Read Chapter 5 'On Destroying Books' by J.C. Squire. Complete notes, question answers, and synonyms for 2nd Year English students.
It says in the paper that over two million volumes have been presented to the troops by the public. It would be interesting to inspect them. Most of them, no doubt, are quite ordinary and suitable; but it was publicly stated the other day that some people were sending the oddest things, such as magazines twenty years old, guides to the Lake District and back numbers of Whitaker's Almanac. In some cases, one imagines, such indigestibles get into the parcels by accident; but it is likely that there are those who jump at the opportunity of getting rid of books they don't want.
Why have they kept them if they didn't want them? But most people, especially non-bookish people, are very reluctant to throw away anything that looks like a book. In the most illiterate houses that one knows, every worthless volume that is bought finds its way to a shelf and stays there. In reality it is not merely absurd to keep rubbish merely because it is printed; it is positively a public duty to destroy it. Destruction not merely makes more room for new books but saves one's heirs the trouble of sorting out the rubbish or storing it.
But it is not always easy to destroy books. They may not have as many lives as a cat, but they certainly die hard; and it is sometimes difficult to find a scaffold for them. This difficulty once brought me almost within the shadow of the Rope. I was living in a small and (as Shakespeare would say) heaven-kissing flat in Chelsea, and books of inferior minor verse gradually accumulated there until at last I was faced with the alternative of either evicting the books or else leaving them in sole, undisturbed tenancy and taking rooms elsewhere for myself.

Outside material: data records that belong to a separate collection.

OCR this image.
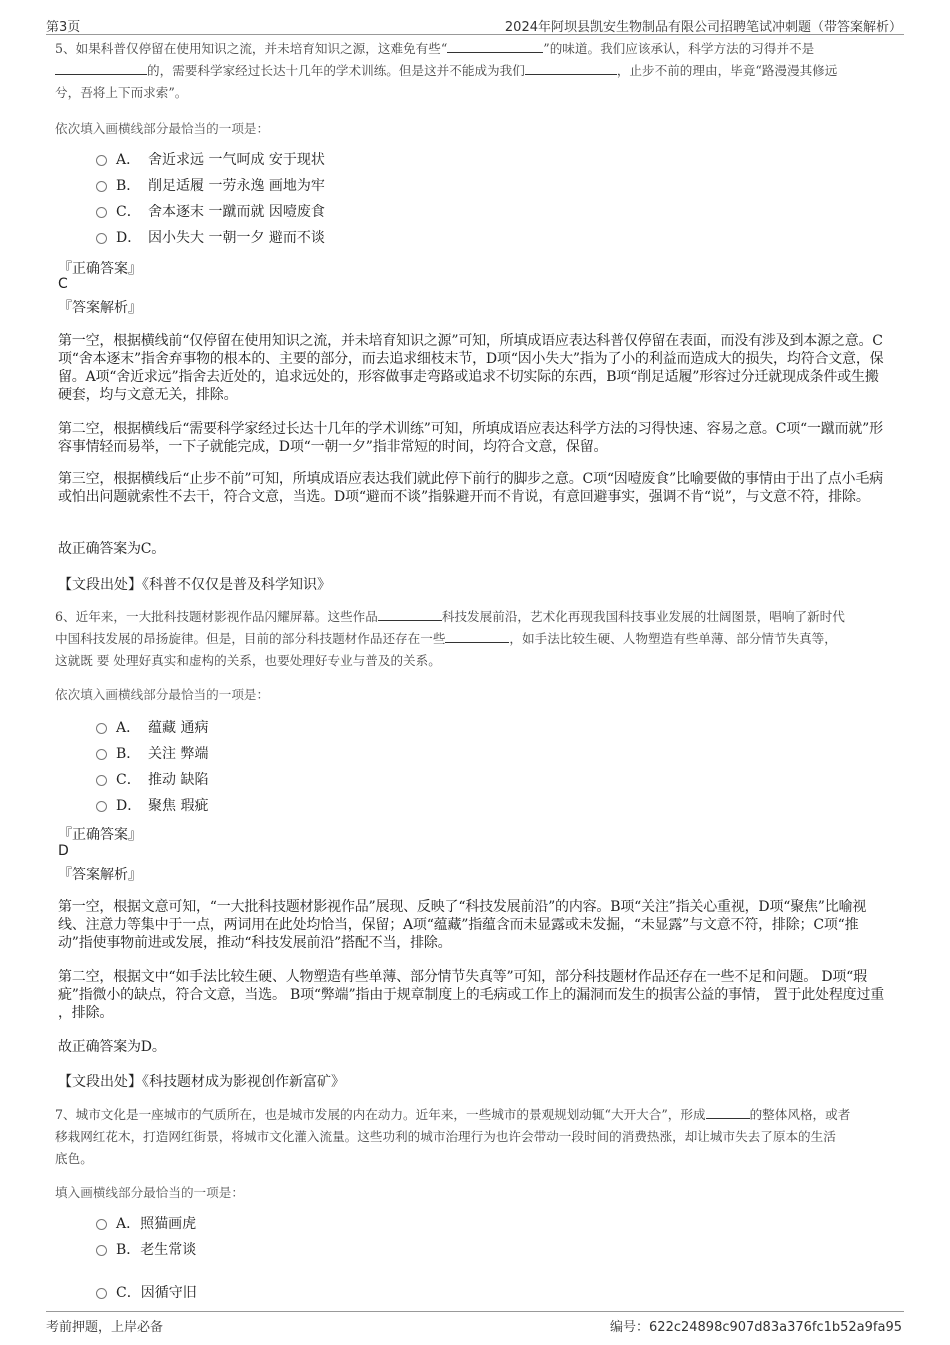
第3页	2024年阿坝县凯安生物制品有限公司招聘笔试冲刺题（带答案解析）

5、如果科普仅停留在使用知识之流，并未培育知识之源，这难免有些“	”的味道。我们应该承认，科学方法的习得并不是
的，需要科学家经过长达十几年的学术训练。但是这并不能成为我们	，止步不前的理由，毕竟“路漫漫其修远
兮，吾将上下而求索”。

依次填入画横线部分最恰当的一项是：

A． 舍近求远 一气呵成 安于现状
B． 削足适履 一劳永逸 画地为牢
C． 舍本逐末 一蹴而就 因噎废食
D． 因小失大 一朝一夕 避而不谈
『正确答案』
C
『答案解析』

第一空，根据横线前“仅停留在使用知识之流，并未培育知识之源”可知，所填成语应表达科普仅停留在表面，而没有涉及到本源之意。C项“舍本逐末”指舍弃事物的根本的、主要的部分，而去追求细枝末节，D项“因小失大”指为了小的利益而造成大的损失，均符合文意，保留。A项“舍近求远”指舍去近处的，追求远处的，形容做事走弯路或追求不切实际的东西，B项“削足适履”形容过分迁就现成条件或生搬硬套，均与文意无关，排除。

第二空，根据横线后“需要科学家经过长达十几年的学术训练”可知，所填成语应表达科学方法的习得快速、容易之意。C项“一蹴而就”形容事情轻而易举，一下子就能完成，D项“一朝一夕”指非常短的时间，均符合文意，保留。

第三空，根据横线后“止步不前”可知，所填成语应表达我们就此停下前行的脚步之意。C项“因噎废食”比喻要做的事情由于出了点小毛病或怕出问题就索性不去干，符合文意，当选。D项“避而不谈”指躲避开而不肯说，有意回避事实，强调不肯“说”，与文意不符，排除。

故正确答案为C。

【文段出处】《科普不仅仅是普及科学知识》

6、近年来，一大批科技题材影视作品闪耀屏幕。这些作品	科技发展前沿，艺术化再现我国科技事业发展的壮阔图景，唱响了新时代
中国科技发展的昂扬旋律。但是，目前的部分科技题材作品还存在一些	，如手法比较生硬、人物塑造有些单薄、部分情节失真等，
这就既 要 处理好真实和虚构的关系，也要处理好专业与普及的关系。

依次填入画横线部分最恰当的一项是：

A． 蕴藏 通病
B． 关注 弊端
C． 推动 缺陷
D． 聚焦 瑕疵
『正确答案』
D
『答案解析』

第一空，根据文意可知，“一大批科技题材影视作品”展现、反映了“科技发展前沿”的内容。B项“关注”指关心重视，D项“聚焦”比喻视线、注意力等集中于一点，两词用在此处均恰当，保留；A项“蕴藏”指蕴含而未显露或未发掘，“未显露”与文意不符，排除；C项“推动”指使事物前进或发展，推动“科技发展前沿”搭配不当，排除。

第二空，根据文中“如手法比较生硬、人物塑造有些单薄、部分情节失真等”可知，部分科技题材作品还存在一些不足和问题。 D项“瑕疵”指微小的缺点，符合文意，当选。 B项“弊端”指由于规章制度上的毛病或工作上的漏洞而发生的损害公益的事情， 置于此处程度过重 ，排除。

故正确答案为D。

【文段出处】《科技题材成为影视创作新富矿》

7、城市文化是一座城市的气质所在，也是城市发展的内在动力。近年来，一些城市的景观规划动辄“大开大合”，形成	的整体风格，或者
移栽网红花木，打造网红街景，将城市文化灌入流量。这些功利的城市治理行为也许会带动一段时间的消费热涨，却让城市失去了原本的生活
底色。

填入画横线部分最恰当的一项是：

A．照猫画虎
B．老生常谈
C．因循守旧
考前押题，上岸必备	编号：622c24898c907d83a376fc1b52a9fa95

Now no one would have bought these books. I therefore had to throw them away or wipe them off the map altogether. But how? There were scores of them. I had no kitchen range, and I could not toast them on the gas cooker or consume them leaf by leaf in my small study fire, for it is almost as hopeless to try to burn a book without opening it as to try to burn a piece of granite. So in the end I determined to do to them what so many people do to kittens: tie them up and consign them to the river. I improvised a sack, stuffed the books into it, put it over my shoulder, and went down the stairs into the darkness.
It was nearly midnight as I stepped into the street. There was a cold nip in the air, the sky was full of stars, and the greenish-yellow lamps threw long gleams across the smooth, hard road. Few people were about, and here and there rang out the steps of late travelers on the way home across the bridge to Battersea. I turned up my overcoat collar, settled my sack comfortably across my shoulders, and strode off towards the little square glow of the coffee stall which marked the near end of the bridge, whose sweeping iron girders were just visible against the dark sky behind.
A few doors down I passed a policeman who was flashing his lantern on the catches of basement windows. He turned. I fancied he looked suspicious, and I trembled slightly. The thought occurred to me: 'Perhaps he suspects I have swag in this sack.' I was not seriously disturbed as I knew that I could bear investigation, and that nobody would be suspected of having stolen such goods (though they were all first editions) as I was carrying. Nevertheless I could not help the slight unease which comes to all who are eyed suspiciously by the police, and to all who are detected in any deliberately furtive act, however harmless. He acquitted me apparently, and with a step that, making an effort, I prevented from growing more rapid, I walked on until I reached the Embankment.
It was then that all the implications of my act revealed themselves. I leaned against the parapet and looked down into the faintly luminous swirls of the river. Suddenly I heard a step near me; quite automatically I sprang back from the wall and began walking on with, I fervently hoped, an air of rumination and unconcern. The pedestrian came by me without looking at me. It was a tramp, who had other things to think about; and, calling myself an ass, I stopped again. 'Now for it,' I thought; but just as I was preparing to cast my books upon the waters I heard another step—a slow and measured one. The next thought came like a blaze of terrible blue lightning across my brain: 'What about the splash?' A man leaning at midnight over the Embankment wall; a sudden fling of his arms; a great splash in the water. Surely, and not without reason, whoever was within sight and hearing (and there always seemed to be some one near) would instantly rush at me, seize me, and accuse me of throwing a baby.
So I walked up and down, increasingly fearful of being watched, summoning up my courage to take the plunge and quailing from it at the last moment. At last I did it. In the middle of Chelsea Bridge there are projecting circular bays with seats in them. In my agony of decision I left the Embankment and hastened straight for the first of these. When I reached it I knelt on the seat. Looking over, I hesitated again. But I had reached the turning point. 'What!' I thought to myself, 'under the resolute mask that you show your friends is there really a shrinking and contemptible coward? If you fall now, you must never hold your head up again.' I took a heave. The sack dropped. A vast splash. Then silence again. No one came. I turned home; and as I walked I thought a little sadly of all those books falling into the cold torrent, settling slowly down through the pitchy dark, and landing at last on the ooze of the bottom, there to lie forlorn and forgotten whilst the unconscious world of men went on.